Data management techniques for data streams has gained much importance
recently. The talk addresses techniques for approximately answering
aggregate SQL queries over continuous data streams with limited
memory. Our method relies on randomizing techniques that compute small
"sketches" of the streams that can be used to provide approximate
query answers with provable guarantees on the approximation error.

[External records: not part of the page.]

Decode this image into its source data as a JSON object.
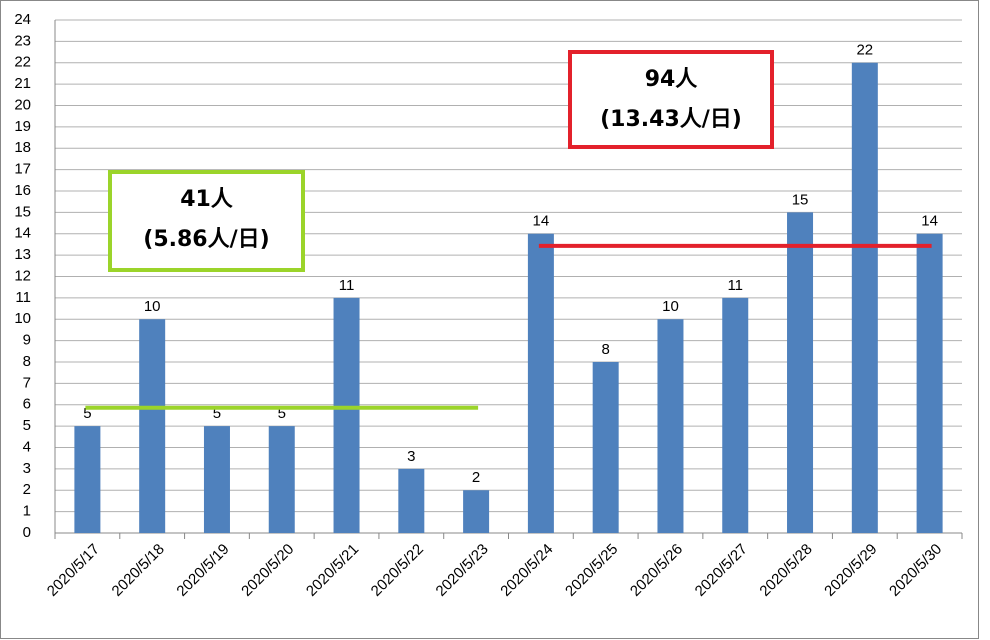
{
  "chart_data": {
    "type": "bar",
    "categories": [
      "2020/5/17",
      "2020/5/18",
      "2020/5/19",
      "2020/5/20",
      "2020/5/21",
      "2020/5/22",
      "2020/5/23",
      "2020/5/24",
      "2020/5/25",
      "2020/5/26",
      "2020/5/27",
      "2020/5/28",
      "2020/5/29",
      "2020/5/30"
    ],
    "values": [
      5,
      10,
      5,
      5,
      11,
      3,
      2,
      14,
      8,
      10,
      11,
      15,
      22,
      14
    ],
    "color": "#4f81bd",
    "ylim": [
      0,
      24
    ],
    "yticks": [
      0,
      1,
      2,
      3,
      4,
      5,
      6,
      7,
      8,
      9,
      10,
      11,
      12,
      13,
      14,
      15,
      16,
      17,
      18,
      19,
      20,
      21,
      22,
      23,
      24
    ],
    "grid": true,
    "averages": [
      {
        "value": 5.86,
        "from": "2020/5/17",
        "to": "2020/5/23",
        "color": "#9bd42a",
        "total": "41人",
        "label": "(5.86人/日)"
      },
      {
        "value": 13.43,
        "from": "2020/5/24",
        "to": "2020/5/30",
        "color": "#e3212b",
        "total": "94人",
        "label": "(13.43人/日)"
      }
    ]
  }
}
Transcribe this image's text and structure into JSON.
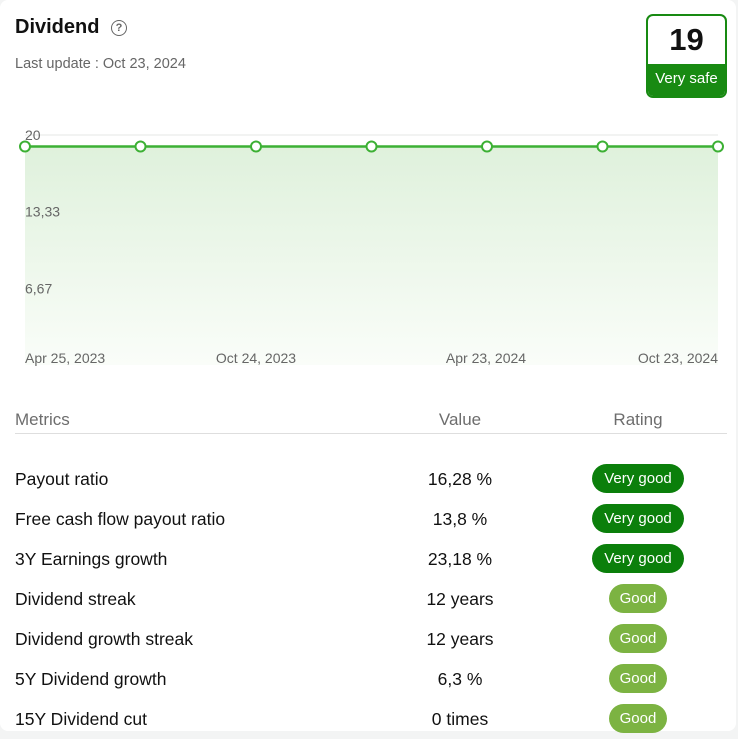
{
  "header": {
    "title": "Dividend",
    "help_icon": "question-circle-icon",
    "last_update": "Last update : Oct 23, 2024"
  },
  "score": {
    "value": "19",
    "label": "Very safe",
    "color": "#188a12"
  },
  "chart_data": {
    "type": "area",
    "y_ticks": [
      "20",
      "13,33",
      "6,67"
    ],
    "ylim": [
      0,
      20
    ],
    "x_labels": [
      "Apr 25, 2023",
      "Oct 24, 2023",
      "Apr 23, 2024",
      "Oct 23, 2024"
    ],
    "x": [
      "Apr 25, 2023",
      "Jul 2023",
      "Oct 24, 2023",
      "Jan 2024",
      "Apr 23, 2024",
      "Jul 2024",
      "Oct 23, 2024"
    ],
    "values": [
      19,
      19,
      19,
      19,
      19,
      19,
      19
    ],
    "line_color": "#3cb034",
    "fill_color": "#e3f4e1",
    "grid": true
  },
  "table": {
    "headers": {
      "metric": "Metrics",
      "value": "Value",
      "rating": "Rating"
    },
    "rows": [
      {
        "metric": "Payout ratio",
        "value": "16,28 %",
        "rating": "Very good",
        "level": "very-good"
      },
      {
        "metric": "Free cash flow payout ratio",
        "value": "13,8 %",
        "rating": "Very good",
        "level": "very-good"
      },
      {
        "metric": "3Y Earnings growth",
        "value": "23,18 %",
        "rating": "Very good",
        "level": "very-good"
      },
      {
        "metric": "Dividend streak",
        "value": "12 years",
        "rating": "Good",
        "level": "good"
      },
      {
        "metric": "Dividend growth streak",
        "value": "12 years",
        "rating": "Good",
        "level": "good"
      },
      {
        "metric": "5Y Dividend growth",
        "value": "6,3 %",
        "rating": "Good",
        "level": "good"
      },
      {
        "metric": "15Y Dividend cut",
        "value": "0 times",
        "rating": "Good",
        "level": "good"
      }
    ]
  }
}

In this talk we give an introduction to sketches and we present our
two main contributions. First, we show how existing statistical
information about the data (e.g., histograms) can be used to improve
the quality of the approximations provided by our algorithms. The key
idea is to intelligently partition the domain of the join attributes
in a way that provably improves the approximation guarantees. Second,
in the presence of multiple queries, intelligent sharing of sketches
among concurrent queries can result in dramatic improvements in the
utilization of the available sketching space and in the quality of the
resulting approximation error. We will discuss some of the novel
optimization problems that arise in the context of multi-query sketch
sharing and describe our solutions.
(Joint work with Johannes Gehrke, Minos Garofalakis and Rajeev Rastogi)
Alin Dobra is a faculty candidate.
Thursday, April 10 at 4:00 p.m. in DH 1070
Reception preceding the talk at 3:30 p.m. in DH 3076